A federal judge on Monday dismissed a lawsuit challenging University of Connecticut’s (UConn) COVID-19 vaccination policy, citing a lack of jurisdiction over the case.
The lawsuit was brought to the U.S. District Court in Connecticut in July by two current UConn students and the mother of an incoming freshman. They sought to block the university’s mandate that students must either submit proof of COVID-19 vaccination or request for an exemption, arguing that it is unconstitutional for a public university to require them to receive a yet-to-be fully approved vaccine as a condition of attendance.
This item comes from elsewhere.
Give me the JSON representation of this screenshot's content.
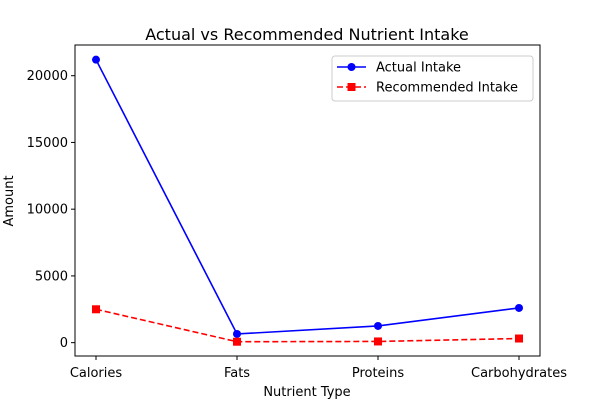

The suing students and parent also claimed that the policy is irrational, since UConn requires young students—who are not particularly vulnerable to COVID-19—to get the vaccine, but doesn’t impose the same vaccination mandate on its older and more vulnerable faculty and staff.
In his opinion dismissing the case (pdf), U.S. District Judge Jeffrey A. Meyer wrote that although the plaintiffs “raised important constitutional questions,” they didn’t show enough facts to establish the court’s jurisdiction over their claims.
A federal court may resolve a claim that a state government entity is violating the U.S. Constitution “only if it is clear that a plaintiff has an actual or imminent injury that is fairly traceable to the government’s action and is redressable by a court order of relief,” the dismissal order reads. “That is not this case.”
Meyer explained that two of the three people suing UConn have already requested for and been granted non-medical exemptions from the COVID-19 vaccine requirement, rending their claims moot.
“In light of the granting of their exemption requests, [the two students] have no continuing real or expected imminent injury from UConn’s vaccination requirement,” he said. “In such circumstances … a federal court lacks jurisdiction to adjudicate the plaintiff’s claim.”
The third student refused to request for an exemption, Meyer said, and by doing so, “she has not suffered an injury that the law recognizes as the basis for a right to complain in federal court.”
UConn, whose five campuses serve more than 31,000 students, applauded the judge’s decision.
“The university is pleased with the court’s decision,” said UConn in a statement. “Our student vaccination program continues to be very successful, and we look forward to reopening for the fall semester with our campuses as safe and healthy as possible.”
The decision comes after a similar case, in which eight students at Indiana University sued the school over a vaccination mandate that blocked unvaccinated students from registering for class. Seven of the students qualify for a religious exemption, but they have to wear masks and undergo COVID-19 testing under the university policy.
The students said in court filings that they have “a constitutional right to bodily integrity, autonomy, and of medical treatment choice in the context of a vaccination mandate.” They wanted the court to issue an order barring the university from enforcing the policy.
On Aug. 2, a federal appeals court upheld a lower court ruling in favor of the university, saying that students failed to show enough evidence that their constitutional rights were being violated. An attempt to challenge the policy in the U.S. Supreme Court was rejected last week by Justice Amy Coney Barrett.